Custom Search engine datastores Building a custom search engine to search the London, UK Government and Guardian datastores is fairly straightforward, so I’ve built a quick example at

Using this form of search engine makes it simple to discover which datastores have datasets that may be of interest.



Exploiting datastores
Where I think it starts to become more difficult for libraries is in exploiting the data in the datastores.  There is a question here about the role of the librarian.  Is the role to just find the data, check its quality and promote it to academics and students?, or is there a role to help users to find ways of using the data?  The latter role implies a much deeper understanding of how the data can be used, not just being able to export the data in a spreadsheet and produce a nice visualization, but also to know how to use APIs to dig into datastores, to use tools such as Yahoo Pipes to take data and transform it.  The question is how much librarians and libraries see that as their role, and how much do they see their role as being that of supporting students and academics in exploiting the data, by learning and teaching the techniques to understand and exploit the data.

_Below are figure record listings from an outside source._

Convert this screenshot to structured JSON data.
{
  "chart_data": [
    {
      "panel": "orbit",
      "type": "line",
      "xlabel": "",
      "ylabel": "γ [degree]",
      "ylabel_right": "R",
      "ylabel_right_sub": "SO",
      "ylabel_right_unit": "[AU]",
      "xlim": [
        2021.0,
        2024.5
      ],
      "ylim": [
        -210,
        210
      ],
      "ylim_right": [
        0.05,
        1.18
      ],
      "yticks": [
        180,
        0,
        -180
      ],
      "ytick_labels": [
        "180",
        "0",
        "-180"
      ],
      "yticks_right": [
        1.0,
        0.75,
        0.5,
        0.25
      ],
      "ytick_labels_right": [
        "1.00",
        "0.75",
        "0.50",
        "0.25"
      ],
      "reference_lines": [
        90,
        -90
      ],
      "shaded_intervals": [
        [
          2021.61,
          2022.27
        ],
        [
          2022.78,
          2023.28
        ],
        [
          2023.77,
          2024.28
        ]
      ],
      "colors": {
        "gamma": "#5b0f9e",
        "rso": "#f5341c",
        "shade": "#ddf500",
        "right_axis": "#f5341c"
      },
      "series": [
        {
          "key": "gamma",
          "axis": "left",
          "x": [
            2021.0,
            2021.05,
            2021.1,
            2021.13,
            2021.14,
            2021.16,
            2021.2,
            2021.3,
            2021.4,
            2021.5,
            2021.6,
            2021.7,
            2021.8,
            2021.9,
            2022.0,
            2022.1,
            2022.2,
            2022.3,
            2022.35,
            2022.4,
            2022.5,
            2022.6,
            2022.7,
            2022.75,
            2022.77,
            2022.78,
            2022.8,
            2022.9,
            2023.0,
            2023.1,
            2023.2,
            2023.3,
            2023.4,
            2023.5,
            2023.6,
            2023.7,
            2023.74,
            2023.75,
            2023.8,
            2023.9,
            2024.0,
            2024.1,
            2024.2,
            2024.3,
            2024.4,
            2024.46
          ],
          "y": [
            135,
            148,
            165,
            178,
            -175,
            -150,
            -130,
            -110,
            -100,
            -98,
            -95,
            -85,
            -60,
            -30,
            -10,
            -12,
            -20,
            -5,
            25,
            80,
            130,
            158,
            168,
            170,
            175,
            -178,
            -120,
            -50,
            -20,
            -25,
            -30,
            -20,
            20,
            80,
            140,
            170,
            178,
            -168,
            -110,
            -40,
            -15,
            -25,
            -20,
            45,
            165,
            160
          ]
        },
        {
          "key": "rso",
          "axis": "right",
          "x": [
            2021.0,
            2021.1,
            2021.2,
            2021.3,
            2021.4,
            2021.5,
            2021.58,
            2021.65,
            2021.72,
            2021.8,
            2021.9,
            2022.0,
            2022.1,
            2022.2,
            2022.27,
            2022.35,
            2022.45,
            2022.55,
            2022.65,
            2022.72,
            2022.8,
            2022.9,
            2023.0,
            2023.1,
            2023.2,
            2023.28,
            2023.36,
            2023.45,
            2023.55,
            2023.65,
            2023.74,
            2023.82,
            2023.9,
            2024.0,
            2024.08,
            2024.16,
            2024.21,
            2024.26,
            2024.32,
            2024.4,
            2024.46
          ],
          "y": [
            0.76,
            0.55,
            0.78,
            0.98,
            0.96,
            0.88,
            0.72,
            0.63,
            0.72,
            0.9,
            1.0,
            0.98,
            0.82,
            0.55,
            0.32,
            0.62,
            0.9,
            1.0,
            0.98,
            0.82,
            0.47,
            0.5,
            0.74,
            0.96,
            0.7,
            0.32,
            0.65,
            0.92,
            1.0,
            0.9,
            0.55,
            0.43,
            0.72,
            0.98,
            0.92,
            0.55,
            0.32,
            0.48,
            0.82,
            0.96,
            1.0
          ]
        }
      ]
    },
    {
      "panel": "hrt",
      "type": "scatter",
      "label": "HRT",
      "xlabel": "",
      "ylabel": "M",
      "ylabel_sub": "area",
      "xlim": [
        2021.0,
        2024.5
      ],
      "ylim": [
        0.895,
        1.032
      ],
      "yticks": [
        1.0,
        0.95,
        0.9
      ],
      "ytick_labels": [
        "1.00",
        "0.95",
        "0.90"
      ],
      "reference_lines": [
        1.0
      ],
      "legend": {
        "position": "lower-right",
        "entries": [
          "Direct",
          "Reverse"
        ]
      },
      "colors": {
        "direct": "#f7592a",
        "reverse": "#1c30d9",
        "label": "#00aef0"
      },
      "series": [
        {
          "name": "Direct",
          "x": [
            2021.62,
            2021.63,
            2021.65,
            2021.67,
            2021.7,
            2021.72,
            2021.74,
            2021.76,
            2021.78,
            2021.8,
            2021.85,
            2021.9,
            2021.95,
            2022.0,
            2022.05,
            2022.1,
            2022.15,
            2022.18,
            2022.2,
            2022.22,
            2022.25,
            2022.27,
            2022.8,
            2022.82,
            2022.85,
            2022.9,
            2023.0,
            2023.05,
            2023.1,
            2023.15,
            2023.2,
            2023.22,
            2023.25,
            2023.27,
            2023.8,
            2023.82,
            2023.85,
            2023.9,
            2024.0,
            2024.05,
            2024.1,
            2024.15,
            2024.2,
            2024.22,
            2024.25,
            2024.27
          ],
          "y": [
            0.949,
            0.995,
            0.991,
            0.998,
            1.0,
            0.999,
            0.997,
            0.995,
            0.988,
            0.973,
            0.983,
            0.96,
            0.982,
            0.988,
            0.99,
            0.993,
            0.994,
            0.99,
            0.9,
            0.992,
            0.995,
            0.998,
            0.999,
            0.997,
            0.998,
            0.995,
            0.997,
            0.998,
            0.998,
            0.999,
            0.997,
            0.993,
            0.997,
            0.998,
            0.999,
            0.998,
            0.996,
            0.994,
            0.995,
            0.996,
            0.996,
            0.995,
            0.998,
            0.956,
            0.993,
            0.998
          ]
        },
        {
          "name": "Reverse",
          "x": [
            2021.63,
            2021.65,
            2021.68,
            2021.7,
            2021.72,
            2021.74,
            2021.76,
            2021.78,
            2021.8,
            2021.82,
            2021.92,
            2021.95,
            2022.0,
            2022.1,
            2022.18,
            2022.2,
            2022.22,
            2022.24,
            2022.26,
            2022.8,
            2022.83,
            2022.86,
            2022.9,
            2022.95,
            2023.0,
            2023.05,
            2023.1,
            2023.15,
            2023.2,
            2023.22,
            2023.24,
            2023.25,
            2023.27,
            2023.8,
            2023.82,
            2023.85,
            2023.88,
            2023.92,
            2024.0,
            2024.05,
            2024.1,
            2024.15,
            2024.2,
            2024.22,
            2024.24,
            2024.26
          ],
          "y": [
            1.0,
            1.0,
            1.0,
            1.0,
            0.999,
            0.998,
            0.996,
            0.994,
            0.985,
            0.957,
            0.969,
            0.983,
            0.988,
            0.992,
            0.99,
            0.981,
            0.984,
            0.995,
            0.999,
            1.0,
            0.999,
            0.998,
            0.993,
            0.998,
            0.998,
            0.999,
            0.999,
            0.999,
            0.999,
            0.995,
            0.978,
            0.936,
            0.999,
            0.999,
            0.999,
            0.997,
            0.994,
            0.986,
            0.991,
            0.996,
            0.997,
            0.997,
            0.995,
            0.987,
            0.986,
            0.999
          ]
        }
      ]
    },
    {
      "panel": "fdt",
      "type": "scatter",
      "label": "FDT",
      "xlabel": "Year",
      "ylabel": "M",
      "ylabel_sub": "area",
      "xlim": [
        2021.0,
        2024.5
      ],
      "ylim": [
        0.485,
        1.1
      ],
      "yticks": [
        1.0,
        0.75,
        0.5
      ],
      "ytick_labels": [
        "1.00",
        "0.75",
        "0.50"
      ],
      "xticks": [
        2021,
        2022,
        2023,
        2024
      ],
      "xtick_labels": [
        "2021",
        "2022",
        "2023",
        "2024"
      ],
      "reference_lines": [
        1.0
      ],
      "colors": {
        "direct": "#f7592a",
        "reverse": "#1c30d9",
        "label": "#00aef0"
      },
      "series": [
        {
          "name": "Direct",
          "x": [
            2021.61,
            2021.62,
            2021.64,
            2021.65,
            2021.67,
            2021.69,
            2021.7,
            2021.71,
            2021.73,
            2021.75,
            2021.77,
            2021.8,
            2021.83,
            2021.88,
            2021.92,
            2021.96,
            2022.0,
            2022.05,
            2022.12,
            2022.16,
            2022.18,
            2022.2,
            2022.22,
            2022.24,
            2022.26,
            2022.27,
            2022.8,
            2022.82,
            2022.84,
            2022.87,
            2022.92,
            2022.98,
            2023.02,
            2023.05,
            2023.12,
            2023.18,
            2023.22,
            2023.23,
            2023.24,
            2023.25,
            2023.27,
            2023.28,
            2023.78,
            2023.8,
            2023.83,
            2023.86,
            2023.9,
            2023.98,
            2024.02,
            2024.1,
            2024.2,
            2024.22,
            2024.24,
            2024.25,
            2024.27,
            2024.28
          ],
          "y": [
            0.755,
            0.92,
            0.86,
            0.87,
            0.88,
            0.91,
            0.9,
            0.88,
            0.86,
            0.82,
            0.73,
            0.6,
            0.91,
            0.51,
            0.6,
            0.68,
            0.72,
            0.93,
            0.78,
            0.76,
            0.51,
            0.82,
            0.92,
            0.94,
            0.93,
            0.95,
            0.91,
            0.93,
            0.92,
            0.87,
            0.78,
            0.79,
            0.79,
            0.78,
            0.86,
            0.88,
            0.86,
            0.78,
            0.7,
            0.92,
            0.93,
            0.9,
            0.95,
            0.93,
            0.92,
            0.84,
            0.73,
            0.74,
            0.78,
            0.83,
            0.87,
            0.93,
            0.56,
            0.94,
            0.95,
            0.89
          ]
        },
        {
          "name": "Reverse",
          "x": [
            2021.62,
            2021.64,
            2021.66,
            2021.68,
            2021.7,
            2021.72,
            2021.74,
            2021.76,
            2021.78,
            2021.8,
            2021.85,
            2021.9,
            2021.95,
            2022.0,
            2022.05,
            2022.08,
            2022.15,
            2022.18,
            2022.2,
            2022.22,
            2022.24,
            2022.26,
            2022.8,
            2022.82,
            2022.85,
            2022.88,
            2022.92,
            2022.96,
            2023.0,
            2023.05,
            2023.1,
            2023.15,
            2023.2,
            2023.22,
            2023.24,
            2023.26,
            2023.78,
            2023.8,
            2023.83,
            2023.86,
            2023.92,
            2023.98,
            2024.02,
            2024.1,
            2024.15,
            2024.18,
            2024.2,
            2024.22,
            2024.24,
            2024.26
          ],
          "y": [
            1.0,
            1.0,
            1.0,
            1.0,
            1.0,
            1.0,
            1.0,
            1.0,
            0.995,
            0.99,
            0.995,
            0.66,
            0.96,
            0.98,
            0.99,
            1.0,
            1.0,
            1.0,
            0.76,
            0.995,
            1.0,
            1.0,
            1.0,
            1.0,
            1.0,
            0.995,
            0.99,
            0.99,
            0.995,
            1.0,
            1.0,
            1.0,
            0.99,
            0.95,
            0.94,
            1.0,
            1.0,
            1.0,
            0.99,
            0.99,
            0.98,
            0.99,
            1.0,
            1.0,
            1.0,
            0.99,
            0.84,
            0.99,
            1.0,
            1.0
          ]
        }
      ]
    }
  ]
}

Obviously some librarians are more comfortable playing around with data than others, but the interest among librarians in the Mashed Library events indicates that a growing number of librarians are starting to appreciate that this is an area relevant to libraries.   But over the years libraries and librarians have had to get to grip with several generations of new technological innovations, from CD-ROMs, through the world wide web to RFID and in each case librarians have taken on board new skills to exploit the new technologies and help their users.